“If the facts don’t fit the theory, change the facts” – Albert Einstein

Unlike physicists and philosophers, lawyers, adjusters and accountants don’t have the luxury of changing hard facts when measuring, evaluating and adjusting business income claims. Einstein’s universal approach, however, does not mean that facts (or data in this context) should be destroyed or created to fit a particular accounting theory, it rather means that the source of data should be curiously evaluated to come up with simple solutions to the most complex problems.

Business interruption claims can get complicated rather quickly when parties cannot agree on a methodology to measure the amount of the lost profits during the period of interruption. To resolve the stalemate, both parties will probably have to retain coverage counsel, adjusters and accountants to facilitate the claims process and streamline the coverage and measurement issues.

These teams of business income loss professionals, however, must first have a clear understanding of how the policyholder captures its financial data, to then be able to fit the data within the language of the insurance contract in question.

Bruce Smith, CPA, CFF, CFE recently stated in Accounting for Business Income Loss that:

To properly measure a business income loss it is essential to understand how economic transactions are recorded on the policyholder’s financial statements (GAAP vs. other method), and the difference and similarities between accounting and insurance terminology.

An income statement (financial statement) may be recorded on a cash basis, accrual basis, or other basis of accounting. If transactions are recorded on a cash basis, then revenue is not recorded until it is collected and expenses are not recorded until paid. If they are recorded on an accrual basis (GAAP), then revenue is recorded when earned; expenses are recorded when incurred.

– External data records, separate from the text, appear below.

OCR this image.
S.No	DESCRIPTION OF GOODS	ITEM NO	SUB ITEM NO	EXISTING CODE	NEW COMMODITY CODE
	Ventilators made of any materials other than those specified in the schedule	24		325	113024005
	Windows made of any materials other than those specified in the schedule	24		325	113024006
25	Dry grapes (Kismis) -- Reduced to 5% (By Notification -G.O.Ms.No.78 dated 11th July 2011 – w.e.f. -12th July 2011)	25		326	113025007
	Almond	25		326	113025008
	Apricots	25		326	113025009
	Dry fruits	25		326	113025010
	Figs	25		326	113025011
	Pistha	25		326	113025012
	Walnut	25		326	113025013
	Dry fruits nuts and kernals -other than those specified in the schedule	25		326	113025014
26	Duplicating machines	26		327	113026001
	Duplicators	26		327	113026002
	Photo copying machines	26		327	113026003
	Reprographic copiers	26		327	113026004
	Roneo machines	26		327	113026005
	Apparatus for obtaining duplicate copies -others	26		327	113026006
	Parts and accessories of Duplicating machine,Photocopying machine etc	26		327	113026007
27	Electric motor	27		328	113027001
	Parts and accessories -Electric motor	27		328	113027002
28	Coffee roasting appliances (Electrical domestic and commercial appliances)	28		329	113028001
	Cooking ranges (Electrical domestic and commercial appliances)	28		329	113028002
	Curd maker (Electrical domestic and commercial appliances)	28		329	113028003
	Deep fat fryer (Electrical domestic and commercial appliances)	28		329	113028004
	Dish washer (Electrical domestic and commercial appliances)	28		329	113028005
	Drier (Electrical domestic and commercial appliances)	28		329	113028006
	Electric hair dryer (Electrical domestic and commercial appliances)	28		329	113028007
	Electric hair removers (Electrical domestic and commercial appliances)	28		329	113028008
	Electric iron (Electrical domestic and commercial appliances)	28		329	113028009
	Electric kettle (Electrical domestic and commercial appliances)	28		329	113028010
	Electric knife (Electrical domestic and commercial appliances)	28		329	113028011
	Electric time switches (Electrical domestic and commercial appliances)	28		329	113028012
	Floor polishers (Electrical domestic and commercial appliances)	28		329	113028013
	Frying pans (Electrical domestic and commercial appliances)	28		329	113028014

The accrual basis of accounting will provide a more accurate reflection of the actual business activity during a certain period of time, as it matches revenue earned to its related costs and expenses incurred. As the business income loss calculation measures the difference between expected profit and actual profit earned during the period of interruption, an income statement prepared on an accrual basis of accounting would be the preferred method of accounting for those analyzing a business income loss. However, as previously noted, many policyholders’ income statements are not prepared on an accrual basis. Therefore, a conversion of the non-accrual income statement to an accrual basis is needed to properly calculate a business income loss. 

After the data is gathered and organized, and absent clear definitions in the policy language, the team of business income professionals must choose the appropriate loss-measurement methodology. At this juncture, the deadlock between the parties will hinge on whether the insured’s ability to generate revenue and profit can be truly predicted with the data that existed before the loss occurred or whether post-loss market conduct should be considered as part of the equation.

Not all businesses are alike and not all keep their operational data in the same manner. It is therefore impossible to measure all business income losses “with the same ruler” and the facts must sometimes “change” to fit the theory of recovery.